The first thought that attempted to answer this question was that these wooden wombs are perhaps reminiscent of the dark forests from whence we came, where we all felt the same and during a time before electric light, a time when perhaps, disregarding tales of monsters and demons, we were more comfortable with the dark. An ancestral memory perhaps? Another thought tip-toed along, light and airy, just about deigning to add a certain something to the conversation. Was it the onetime dominance of wood in building materials and we’ve just become used (rather than programmed, which sounds a bit odd) to this dark interior, as it is something that speaks to our soul, makes us feel safe even.

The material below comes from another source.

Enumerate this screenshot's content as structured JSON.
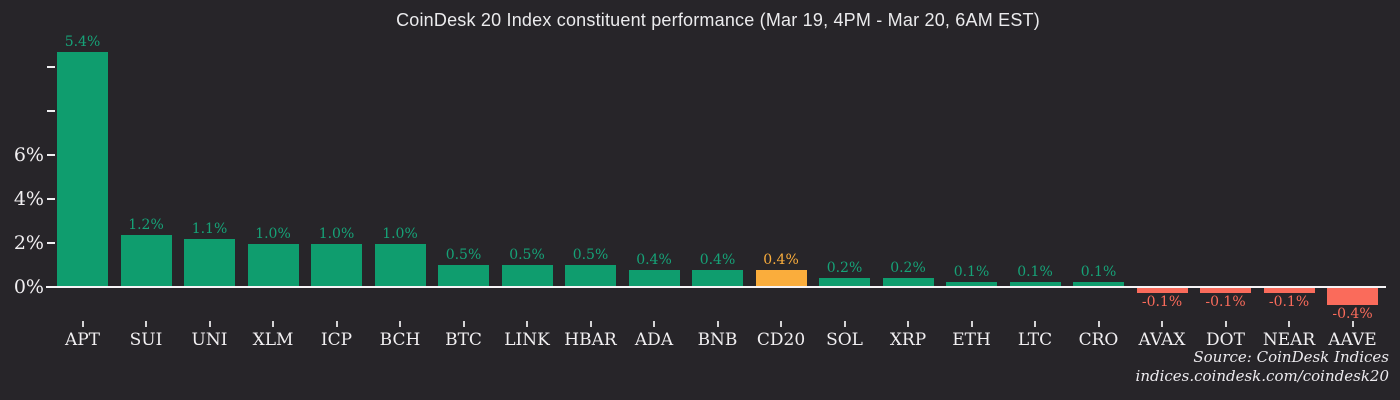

Later in the day I visited Pivovar Chodovar, in the west of Bohemia, a family-owned brewery standing on terrain that is home to a big belt of granite (obviously that effects the water, but I’m not talking about brewing today). The entrance is through a tunnel that was laboriously cut through granite in the 19th century, or maybe earlier. The restaurant/bar is within this complex of dark stone and sombre wood and on the sunny day I visit it somehow acts as a cool bunker away from the hot sun, in the same way it provides warmth and comfort on a cold winter’s day. 
The restaurant in the rock as Chodovar

I guess what I trying to discover is why we crave and find comfort in this dark spaces even on a day when the sun is high and the air beneficent with warm zephyrs from the south? Heredity, ancestral, protective, comfortable, hidden or maybe I should just continue to enjoy this appetising, fulsome, lithe and lissom yet muscular pint of Pilsner Urquell I had in front of me, its gleam of orange and yellow a direct contrast to the dark fittings that surrounded me. How yin and yang, just like our moods when it comes to the pub.